I'm trying to optimize an impedance transformer for the output of a narrowband RFPA. Let's presume I have an antenna impedance ZA and the output impedance of my amplifier is Zamp. I want my impedance transformer to present the optimum load impedance Zol to the amplifier. Zol, is not a conjugate match of Zamp; it's something different in order to maximize efficiency as opposed to power transfer.
Obviously there are tons of possible ways to implement this impedance transformation, but what if we also care about the impedance seen by the antenna port looking back towards Zamp through the transformation network (we'll call this Zs)? Are there any theoretical constraints on what that impedance Zs can be given ZA, Zamp, and Zol? Assuming a lossless, reciprocal transformation network, but with no constraints on the construction of the network.
Thanks in advance.
Makes no difference, if you now required impedance value that you want to present at the radio-interface is it the value you should use for conjugate matching. Simplest can a impedance matching network be designed by measuring impedance near radio interface and calculate a correcting network that results in a conjugate match for the impedance that results in optimal efficiency.maximize efficiency as opposed to power transfer.
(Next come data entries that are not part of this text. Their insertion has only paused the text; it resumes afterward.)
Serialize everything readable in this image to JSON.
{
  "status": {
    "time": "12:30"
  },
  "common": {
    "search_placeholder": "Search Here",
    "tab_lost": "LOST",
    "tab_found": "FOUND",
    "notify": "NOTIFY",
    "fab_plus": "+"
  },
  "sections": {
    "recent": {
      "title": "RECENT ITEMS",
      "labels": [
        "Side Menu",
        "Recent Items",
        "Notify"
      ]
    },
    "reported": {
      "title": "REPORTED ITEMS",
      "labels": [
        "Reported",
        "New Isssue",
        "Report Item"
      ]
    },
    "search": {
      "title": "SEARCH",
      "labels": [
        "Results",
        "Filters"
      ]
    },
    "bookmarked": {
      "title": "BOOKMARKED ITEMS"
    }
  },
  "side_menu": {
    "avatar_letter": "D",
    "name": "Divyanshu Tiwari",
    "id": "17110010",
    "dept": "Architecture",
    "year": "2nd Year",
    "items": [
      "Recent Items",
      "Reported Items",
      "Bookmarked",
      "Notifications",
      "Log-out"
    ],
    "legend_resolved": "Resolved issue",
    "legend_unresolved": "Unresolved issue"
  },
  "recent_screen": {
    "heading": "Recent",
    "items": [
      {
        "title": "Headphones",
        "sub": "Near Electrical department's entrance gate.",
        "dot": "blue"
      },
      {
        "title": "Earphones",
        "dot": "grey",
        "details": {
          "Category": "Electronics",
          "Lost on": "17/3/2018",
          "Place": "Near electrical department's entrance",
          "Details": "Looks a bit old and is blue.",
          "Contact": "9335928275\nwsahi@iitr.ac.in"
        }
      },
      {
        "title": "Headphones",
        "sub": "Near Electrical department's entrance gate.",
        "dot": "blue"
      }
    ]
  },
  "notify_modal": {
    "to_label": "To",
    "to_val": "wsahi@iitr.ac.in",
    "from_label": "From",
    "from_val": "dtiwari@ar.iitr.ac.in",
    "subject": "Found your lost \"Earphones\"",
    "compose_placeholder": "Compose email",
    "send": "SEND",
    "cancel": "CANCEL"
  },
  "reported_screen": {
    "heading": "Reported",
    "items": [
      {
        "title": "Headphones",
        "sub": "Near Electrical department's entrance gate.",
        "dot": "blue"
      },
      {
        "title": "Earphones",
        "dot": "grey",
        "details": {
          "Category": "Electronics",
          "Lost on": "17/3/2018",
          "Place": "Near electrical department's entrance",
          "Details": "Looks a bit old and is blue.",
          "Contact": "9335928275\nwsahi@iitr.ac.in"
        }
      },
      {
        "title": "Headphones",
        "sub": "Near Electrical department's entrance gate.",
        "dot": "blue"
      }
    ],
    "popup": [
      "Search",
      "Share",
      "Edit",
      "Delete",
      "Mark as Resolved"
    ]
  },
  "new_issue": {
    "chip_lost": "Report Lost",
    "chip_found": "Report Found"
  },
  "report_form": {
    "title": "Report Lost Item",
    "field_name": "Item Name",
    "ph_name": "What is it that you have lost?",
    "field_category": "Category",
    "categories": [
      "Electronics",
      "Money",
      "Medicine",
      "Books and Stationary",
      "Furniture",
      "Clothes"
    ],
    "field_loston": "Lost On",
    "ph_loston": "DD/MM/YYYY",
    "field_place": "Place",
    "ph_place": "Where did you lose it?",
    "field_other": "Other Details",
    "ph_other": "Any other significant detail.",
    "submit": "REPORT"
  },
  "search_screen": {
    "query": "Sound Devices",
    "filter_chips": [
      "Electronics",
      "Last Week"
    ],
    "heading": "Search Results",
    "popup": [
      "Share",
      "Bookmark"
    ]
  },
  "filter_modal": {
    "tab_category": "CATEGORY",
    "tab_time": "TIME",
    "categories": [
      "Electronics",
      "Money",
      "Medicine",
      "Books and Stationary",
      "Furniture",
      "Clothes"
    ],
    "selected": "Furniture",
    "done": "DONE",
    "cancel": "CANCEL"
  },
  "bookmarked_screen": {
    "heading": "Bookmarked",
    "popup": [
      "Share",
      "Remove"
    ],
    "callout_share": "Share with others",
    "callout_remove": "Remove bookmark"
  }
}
Have not seen any lossless transformation IRL, and if it is a question about system efficiency, is it often an important factor.Assuming a lossless, reciprocal transformation network,
Believe me, I know for certain that a conjugate match is not optimal for me. My switchmode PA gets best efficiency when my reflection coefficient is between 0.5 and 0.75. And I also desire a large reflection coefficient presented to the antenna port. Sounds strange, but my application is not typical.Makes no difference, if you now required impedance value that you want to present at the radio-interface is it the value you should use for conjugate matching.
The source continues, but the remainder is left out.